Q1. 逮捕されたという段階で、懲戒解雇してもよいですか。

A. 慎重な判断が必要です。逮捕は、犯罪の嫌疑があるという段階にすぎず、有罪が確定したことを意味しません。事実関係が固まっていない段階で重い処分を行うと、後にその前提が崩れたときに処分が無効となり、会社が大きなリスクを負います。まずは本人からの事情聴取や、報道・捜査の状況などから事実確認を進め、弁明の機会を与えた上で、事実の裏付けと処分の相当性を見極める必要があります。急ぐべき事情がある場合の対応も含め、弁護士に相談してください。
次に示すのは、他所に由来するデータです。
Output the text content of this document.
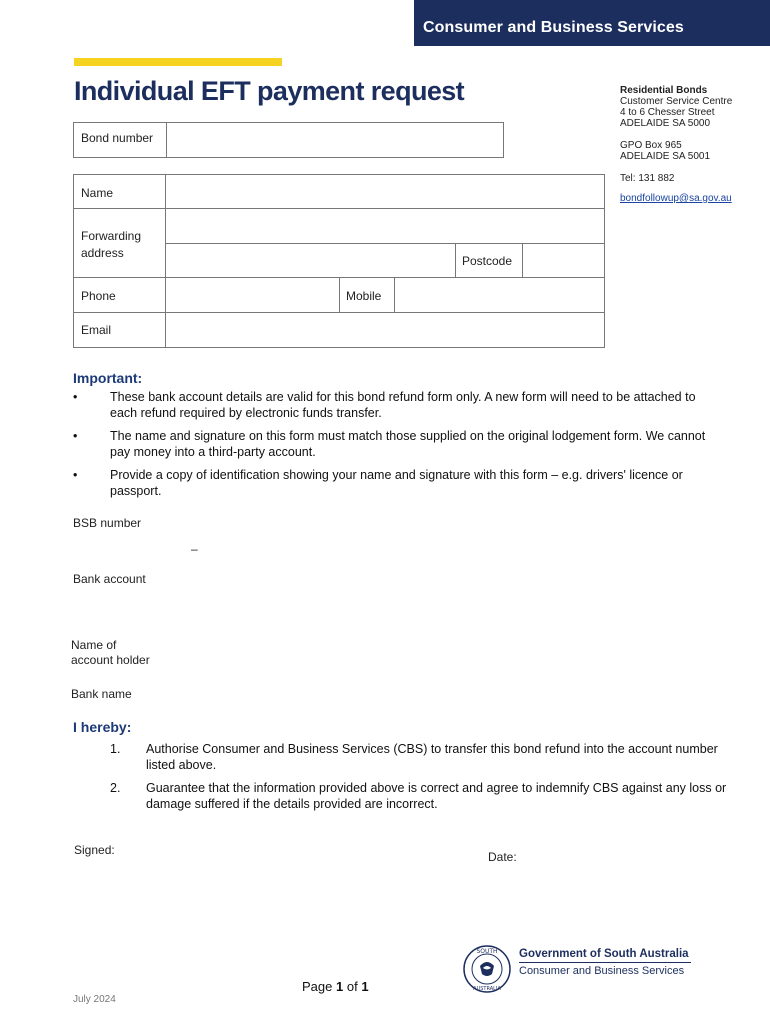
Consumer and Business Services
Individual EFT payment request	Residential Bonds
Customer Service Centre
4 to 6 Chesser Street
ADELAIDE SA 5000
GPO Box 965
ADELAIDE SA 5001
Tel: 131 882
bondfollowup@sa.gov.au
Bond number
Name
Forwarding
address
Postcode
Phone	Mobile
Email
Important:
•	These bank account details are valid for this bond refund form only. A new form will need to be attached to each refund required by electronic funds transfer.
•	The name and signature on this form must match those supplied on the original lodgement form. We cannot pay money into a third-party account.
•	Provide a copy of identification showing your name and signature with this form – e.g. drivers' licence or passport.
BSB number
–
Bank account
Name of
account holder
Bank name
I hereby:
1. Authorise Consumer and Business Services (CBS) to transfer this bond refund into the account number listed above.
2. Guarantee that the information provided above is correct and agree to indemnify CBS against any loss or damage suffered if the details provided are incorrect.
Signed:	Date:
SOUTH
AUSTRALIA
Government of South Australia
Consumer and Business Services
Page 1 of 1
July 2024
Q2. 報道もされておらず、社内でも知られていない事件でも、懲戒できますか。

A. 難しくなります。私生活上の非行を懲戒の対象とできるのは、それによって会社の名誉・信用が毀損され、あるいは企業秩序に影響が及ぶ場合です。報道もされず、社内でも知られていないのであれば、企業秩序への影響が現実化しているとは言いにくく、懲戒処分を基礎づける事情が乏しいことになります。もっとも、職種や地位との関連が強い事案では別途の考慮もあり得ますので、一律に判断せず、事案ごとに検討してください。

Q3. 本人が「私生活のことに会社は口を出すな」と主張しています。

A. 私生活上の行動が原則として自由であることは、そのとおりです。ですから、会社が問題にできるのは、その行為が企業秩序と関連性を持つ範囲に限られます。逆に言えば、会社の名誉・信用の毀損や職種との関連など、企業秩序への影響が具体的に説明できる事案であれば、私生活上の行為であることは懲戒を否定する理由にはなりません。処分を検討する際は、「なぜこの行為が企業秩序に影響するのか」を客観的に説明できる状態にしておくことが重要です。